Covariation analysis is used to identify those positions with similar patterns of sequence variation in an alignment of RNA sequences. These constraints on the evolution of two positions are usually associated with a base pair in a helix. While mutual information (MI) has been used to accurately predict an RNA secondary structure and a few of its tertiary interactions, early studies revealed that phylogenetic event counting methods are more sensitive and provide extra confidence in the prediction of base pairs. We developed a novel and powerful phylogenetic events counting method (PEC) for quantifying positional covariation with the Gutell lab’s new R NA C omparative A nalysis D atabase (rCAD). The PEC and MI-based methods each identify unique base pairs, and jointly identify many other base pairs.

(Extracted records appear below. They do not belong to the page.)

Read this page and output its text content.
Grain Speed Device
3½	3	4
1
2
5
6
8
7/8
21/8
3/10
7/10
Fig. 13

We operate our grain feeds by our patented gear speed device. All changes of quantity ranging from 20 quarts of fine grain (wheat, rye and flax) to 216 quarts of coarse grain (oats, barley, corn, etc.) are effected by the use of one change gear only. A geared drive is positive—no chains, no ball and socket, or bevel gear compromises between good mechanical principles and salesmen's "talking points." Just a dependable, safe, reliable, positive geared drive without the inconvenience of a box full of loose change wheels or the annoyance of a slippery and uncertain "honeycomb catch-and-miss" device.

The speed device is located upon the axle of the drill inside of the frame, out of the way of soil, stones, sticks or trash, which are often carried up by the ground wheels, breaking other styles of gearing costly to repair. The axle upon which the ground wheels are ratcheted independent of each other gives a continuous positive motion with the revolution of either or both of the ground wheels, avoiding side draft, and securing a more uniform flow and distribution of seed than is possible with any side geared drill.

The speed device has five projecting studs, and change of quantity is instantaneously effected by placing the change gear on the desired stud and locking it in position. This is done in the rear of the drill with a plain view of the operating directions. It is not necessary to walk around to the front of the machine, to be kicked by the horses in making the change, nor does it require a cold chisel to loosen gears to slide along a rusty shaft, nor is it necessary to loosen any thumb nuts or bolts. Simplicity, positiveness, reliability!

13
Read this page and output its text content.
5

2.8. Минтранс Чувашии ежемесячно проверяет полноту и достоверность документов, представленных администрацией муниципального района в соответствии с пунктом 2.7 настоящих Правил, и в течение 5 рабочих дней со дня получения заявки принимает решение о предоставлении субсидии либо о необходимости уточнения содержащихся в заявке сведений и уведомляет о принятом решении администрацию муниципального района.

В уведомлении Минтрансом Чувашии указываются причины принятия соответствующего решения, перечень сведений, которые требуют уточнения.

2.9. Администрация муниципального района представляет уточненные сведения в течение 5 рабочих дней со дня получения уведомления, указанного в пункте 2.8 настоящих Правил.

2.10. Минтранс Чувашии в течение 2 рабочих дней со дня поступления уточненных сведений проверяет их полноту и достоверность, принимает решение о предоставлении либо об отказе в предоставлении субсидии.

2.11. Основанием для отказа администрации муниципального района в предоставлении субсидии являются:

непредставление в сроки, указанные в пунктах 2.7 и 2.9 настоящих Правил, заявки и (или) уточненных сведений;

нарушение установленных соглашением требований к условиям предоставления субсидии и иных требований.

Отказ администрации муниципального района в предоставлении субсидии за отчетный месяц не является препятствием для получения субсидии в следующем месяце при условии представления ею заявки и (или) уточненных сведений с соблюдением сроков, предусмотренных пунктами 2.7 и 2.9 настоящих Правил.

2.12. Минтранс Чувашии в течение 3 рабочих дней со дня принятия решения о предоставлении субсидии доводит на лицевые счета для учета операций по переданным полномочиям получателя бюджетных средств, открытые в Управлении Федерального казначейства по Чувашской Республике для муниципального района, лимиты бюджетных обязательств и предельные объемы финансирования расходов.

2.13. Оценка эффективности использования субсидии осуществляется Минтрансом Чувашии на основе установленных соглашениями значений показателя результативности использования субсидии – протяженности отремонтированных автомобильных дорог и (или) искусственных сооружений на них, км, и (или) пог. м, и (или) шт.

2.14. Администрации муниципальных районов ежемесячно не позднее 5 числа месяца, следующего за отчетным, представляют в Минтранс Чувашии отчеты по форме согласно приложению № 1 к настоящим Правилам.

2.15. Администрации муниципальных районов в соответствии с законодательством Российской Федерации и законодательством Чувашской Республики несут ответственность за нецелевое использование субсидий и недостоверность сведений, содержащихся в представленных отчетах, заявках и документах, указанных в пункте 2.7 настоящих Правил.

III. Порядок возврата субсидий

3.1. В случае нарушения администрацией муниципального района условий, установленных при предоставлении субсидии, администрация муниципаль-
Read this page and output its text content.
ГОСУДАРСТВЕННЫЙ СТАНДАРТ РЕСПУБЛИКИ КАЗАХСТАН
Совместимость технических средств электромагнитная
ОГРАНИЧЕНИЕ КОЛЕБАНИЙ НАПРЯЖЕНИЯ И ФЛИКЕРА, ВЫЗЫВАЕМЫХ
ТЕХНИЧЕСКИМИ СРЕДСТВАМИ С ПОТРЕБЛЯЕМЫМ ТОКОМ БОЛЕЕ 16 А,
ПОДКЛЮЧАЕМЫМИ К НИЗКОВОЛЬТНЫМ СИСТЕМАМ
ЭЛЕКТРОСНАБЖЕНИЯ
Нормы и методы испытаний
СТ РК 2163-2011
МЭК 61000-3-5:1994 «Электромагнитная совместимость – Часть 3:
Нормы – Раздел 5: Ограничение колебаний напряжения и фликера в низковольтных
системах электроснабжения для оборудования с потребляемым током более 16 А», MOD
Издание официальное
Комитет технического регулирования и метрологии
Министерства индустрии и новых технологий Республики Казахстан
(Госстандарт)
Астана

In total, both methods in combination with an N-best and helix-extension strategy identify the maximal number of base pairs. While covariation methods have effectively and accurately predicted RNAs secondary structure, only a few tertiary structure base pairs have been identified. Analysis presented herein and at the Gutell lab’s Comparative RNA Web (CRW) Site reveal that the majority of these latter base pairs do not covary with one another. However, covariation analysis does reveal a weaker although significant covariation between sets of nucleotides that are in proximity in the three-dimensional RNA structure. This reveals that covariation analysis identifies other types of structural constraints beyond the two nucleotides that form a base pair.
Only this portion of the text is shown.